Лидочка, словно услышав этот страх, вдруг обняла Лужбина за шею, ткнулась носом куда-то между ключицей и плечом так, что он почувствовал совсем близко, почти на своей коже, ее нежные, прохладные губы.
— Лидия Бо… Лидушка, — сказал он сдавленно, прижимая ее к себе.
Один маленький валенок упал еще на террасе, второй — в гостиной, но оба они этого не заметили, пораженные тем, что оказались так близко друг другу, — еще несколько часов назад совершенно чужие друг другу, едва знакомые люди.

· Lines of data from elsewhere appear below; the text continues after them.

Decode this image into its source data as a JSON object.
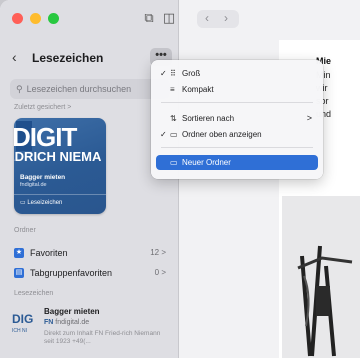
{
  "sidebar": {
    "title": "Lesezeichen",
    "more_label": "•••",
    "search_placeholder": "Lesezeichen durchsuchen",
    "recent_label": "Zuletzt gesichert >",
    "card": {
      "logo_line1": "DIGIT",
      "logo_line2": "EDRICH NIEMA",
      "title": "Bagger mieten",
      "subtitle": "fndigital.de",
      "reading_list": "Leseizeichen"
    },
    "folders_label": "Ordner",
    "folders": [
      {
        "label": "Favoriten",
        "count": "12 >"
      },
      {
        "label": "Tabgruppenfavoriten",
        "count": "0 >"
      }
    ],
    "bookmarks_label": "Lesezeichen",
    "bookmark": {
      "logo": "DIG",
      "logo_sub": "ICH NI",
      "title": "Bagger mieten",
      "domain_mark": "FN",
      "domain": "fndigital.de",
      "desc": "Direkt zum Inhalt FN Fried-rich Niemann seit 1923 +49(..."
    }
  },
  "menu": {
    "items": [
      {
        "check": "✓",
        "icon": "⠿",
        "label": "Groß"
      },
      {
        "check": "",
        "icon": "≡",
        "label": "Kompakt"
      },
      {
        "check": "",
        "icon": "⇅",
        "label": "Sortieren nach",
        "submenu": ">"
      },
      {
        "check": "✓",
        "icon": "▭",
        "label": "Ordner oben anzeigen"
      },
      {
        "check": "",
        "icon": "▭",
        "label": "Neuer Ordner"
      }
    ]
  },
  "page": {
    "heading": "Mie",
    "lines": [
      "Min",
      "wir",
      "sor",
      "und"
    ]
  },
  "colors": {
    "accent": "#2f6fd6",
    "brand": "#2b5a94"
  }
}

А потом у Лужбина вдруг оказалось сто рук, и все сто были одновременно всюду, путаясь в пуговицах, рукавах, каких-то неожиданных лямках. И еще он все время бормотал — девочка моя, девочка, девочка, девочка моя — мягкими, горячими, мокрыми губами, и губы тоже были всюду, так что зажмурившейся Лидочке на секунду показалось, что Лужбин сейчас просто проглотит ее — всосет с тихим чмокающим звуком, будто макаронину, пропитанную жирным сырным соусом. Она попыталась было помочь, но честно не знала, что нужно делать, и потому просто, как ребенок, поднимала руки и сгибала коленки, чтобы было удобнее стягивать никак не прекращающуюся одежду, а Лужбин все бормотал — девочка, девочка, — и тут одежда на них двоих наконец закончилась, и Лидочка вдруг всей кожей ощутила чужое голое тело — горячее, тяжелое, местами неприятно колючее, словно шерстяное.

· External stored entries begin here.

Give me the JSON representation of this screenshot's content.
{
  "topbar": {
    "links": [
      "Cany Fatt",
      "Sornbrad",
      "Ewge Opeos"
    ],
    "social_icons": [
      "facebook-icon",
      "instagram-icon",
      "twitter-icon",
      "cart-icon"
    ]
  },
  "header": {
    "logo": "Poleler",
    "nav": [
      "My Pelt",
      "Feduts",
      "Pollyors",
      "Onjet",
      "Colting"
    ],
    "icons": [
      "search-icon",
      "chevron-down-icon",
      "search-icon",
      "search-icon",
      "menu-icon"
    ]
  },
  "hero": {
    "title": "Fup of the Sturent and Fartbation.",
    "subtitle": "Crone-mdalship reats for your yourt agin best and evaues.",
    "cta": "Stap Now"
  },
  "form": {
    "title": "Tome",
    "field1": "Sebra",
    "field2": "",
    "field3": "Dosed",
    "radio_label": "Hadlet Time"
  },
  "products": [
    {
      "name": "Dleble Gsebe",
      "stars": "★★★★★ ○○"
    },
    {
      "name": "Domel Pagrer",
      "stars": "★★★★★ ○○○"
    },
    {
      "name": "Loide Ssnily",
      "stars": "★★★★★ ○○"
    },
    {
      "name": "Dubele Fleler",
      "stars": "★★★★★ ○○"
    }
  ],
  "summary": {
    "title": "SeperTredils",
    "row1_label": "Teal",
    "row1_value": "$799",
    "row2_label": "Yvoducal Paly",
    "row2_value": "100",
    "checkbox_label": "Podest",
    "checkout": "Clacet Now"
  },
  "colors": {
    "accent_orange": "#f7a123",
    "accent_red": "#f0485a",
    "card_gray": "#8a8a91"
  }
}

От страха и неожиданности она открыла глаза и в миллиметре от себя увидела лицо Лужбина, почти сумасшедшее от непонятного ей напряжения, с распухшими, будто размытыми, расплывшимися губами. Лидочка поймала взглядом громадную морщину на мокром лбу, рыжеватую щетину, невидящие зрачки, щетку коротких бесцветных ресниц, слюну, кипящую в уголке шевелящегося рта — и тут же зажмурилась снова, вся покрывшись мгновенной сизой пупырчатой гусиной кожей.